The sequence of grainy, short clips—shot over the course of the past four years—observes the brutal enterprise of life at sea: hundreds of cattle compressed onto a deck, ton after ton of pasta unloaded, goats hung up by their feet and skinned. If the frenetic videos lack polish, they make up for this as an immersive experience.

Yet even at their most intimate, these documents are never statements of affection. Rather than lamenting the effect of this battering toil on sailors’ lives, the banal and the spectacular are observed equally and even handedly. The mariners who exchange haircuts or drum on plastic barrels also hoist cars into the air or witness vessels on fire. At times, the footage records moments of beautiful, hallucinatory abstraction, following dolphins streaming through the water or throbbing lights at a dance club on the coast. 

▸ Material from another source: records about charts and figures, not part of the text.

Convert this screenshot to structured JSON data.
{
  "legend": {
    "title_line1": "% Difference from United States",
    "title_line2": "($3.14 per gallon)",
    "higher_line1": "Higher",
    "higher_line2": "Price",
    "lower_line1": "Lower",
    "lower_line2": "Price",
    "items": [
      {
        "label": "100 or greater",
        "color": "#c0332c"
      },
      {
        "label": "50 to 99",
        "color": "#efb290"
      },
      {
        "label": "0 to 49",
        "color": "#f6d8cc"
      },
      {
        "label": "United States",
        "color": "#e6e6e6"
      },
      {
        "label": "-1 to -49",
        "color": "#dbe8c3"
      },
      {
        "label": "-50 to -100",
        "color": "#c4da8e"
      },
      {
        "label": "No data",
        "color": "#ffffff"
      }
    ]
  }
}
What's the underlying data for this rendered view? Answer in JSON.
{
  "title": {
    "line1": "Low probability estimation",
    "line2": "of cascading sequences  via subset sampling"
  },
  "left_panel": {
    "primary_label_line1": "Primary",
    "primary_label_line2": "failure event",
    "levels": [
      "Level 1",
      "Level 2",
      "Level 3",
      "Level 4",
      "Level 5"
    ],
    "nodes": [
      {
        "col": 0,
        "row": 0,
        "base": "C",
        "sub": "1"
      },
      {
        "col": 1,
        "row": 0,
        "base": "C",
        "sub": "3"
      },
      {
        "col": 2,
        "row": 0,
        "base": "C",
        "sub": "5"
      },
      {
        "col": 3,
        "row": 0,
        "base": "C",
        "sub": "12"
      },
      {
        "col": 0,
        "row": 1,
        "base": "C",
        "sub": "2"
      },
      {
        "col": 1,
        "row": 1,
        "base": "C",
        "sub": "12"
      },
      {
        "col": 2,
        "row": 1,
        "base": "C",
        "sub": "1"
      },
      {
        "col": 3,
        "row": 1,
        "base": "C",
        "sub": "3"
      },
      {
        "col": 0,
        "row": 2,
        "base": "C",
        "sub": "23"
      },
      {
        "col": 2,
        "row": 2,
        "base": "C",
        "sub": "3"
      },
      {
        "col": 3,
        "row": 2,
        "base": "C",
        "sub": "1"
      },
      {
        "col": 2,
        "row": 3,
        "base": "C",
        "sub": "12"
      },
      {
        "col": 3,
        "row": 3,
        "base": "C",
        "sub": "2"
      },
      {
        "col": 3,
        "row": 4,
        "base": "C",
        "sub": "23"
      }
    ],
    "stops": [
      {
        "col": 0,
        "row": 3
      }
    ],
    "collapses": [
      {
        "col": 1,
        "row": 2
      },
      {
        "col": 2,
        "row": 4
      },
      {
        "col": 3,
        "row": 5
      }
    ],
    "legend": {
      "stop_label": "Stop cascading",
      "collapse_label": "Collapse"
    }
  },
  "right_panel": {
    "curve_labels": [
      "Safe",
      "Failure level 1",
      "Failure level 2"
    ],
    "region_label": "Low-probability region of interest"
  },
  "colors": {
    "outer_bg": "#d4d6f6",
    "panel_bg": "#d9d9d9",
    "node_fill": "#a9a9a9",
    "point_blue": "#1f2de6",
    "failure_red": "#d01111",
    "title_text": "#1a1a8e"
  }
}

SHIMABUKU, Shimabuku’s Boat Trip, 2013.  

Japanese artist Shimabuku also takes an interest in Sharjah’s nautical culture, particularly the abra dinghies that carry migrant sailors back and forth across the Creek. For Shimabuku’s Boat Trip, the enterprising participant descends cement stairs onto a small vessel, where a broadfaced, bearded captain sits at the stern. “One dirham,” he says, and obliging hands drop coins onto his makeshift counter.

The catalog informs us that: “On the boat trip, visitors will see the Emirate from a different perspective. They will meet workers from India, Pakistan, Bangladesh and elsewhere, and these laborers will meet people from all over the world.” The brief ride across the Creek allows for little more than furtive glances, and, on arrival back on shore, the participant is met by a barrow that offers “Ice Cream with Salt” and “Ice Cream with Pepper.”

Across the Sharjah Creek, a participant purchases ice cream topped with salt and pepper as part of Shimabuku’s Boat Trip.  

The opportunity to buy a five-dirham dessert, on which the vendor crushes salt or pepper, reinforces the uneasy sensation that this experience has been a cross between a Disneyland adventure and an anthropological exercise, accessed through strictly commercial means. It remains unclear whether the trip is an earnest attempt to see local life, as the description would seem to insist, or a mocking critique of our terms of access.

Of the two water-based explorations, Shimabuku’s Boat Trip is the less effective, despite being a face-to-face encounter. Compare it to a brilliant moment in CAMP’s film when a sailor’s cellphone camera meets the eager lens of a Western tourist—in this instant, as the ship embarks from a port, the men become two equally greedy sets of eyes. 

Noelle Bodick is assistant editor of ArtAsiaPacific and is based in Hong Kong.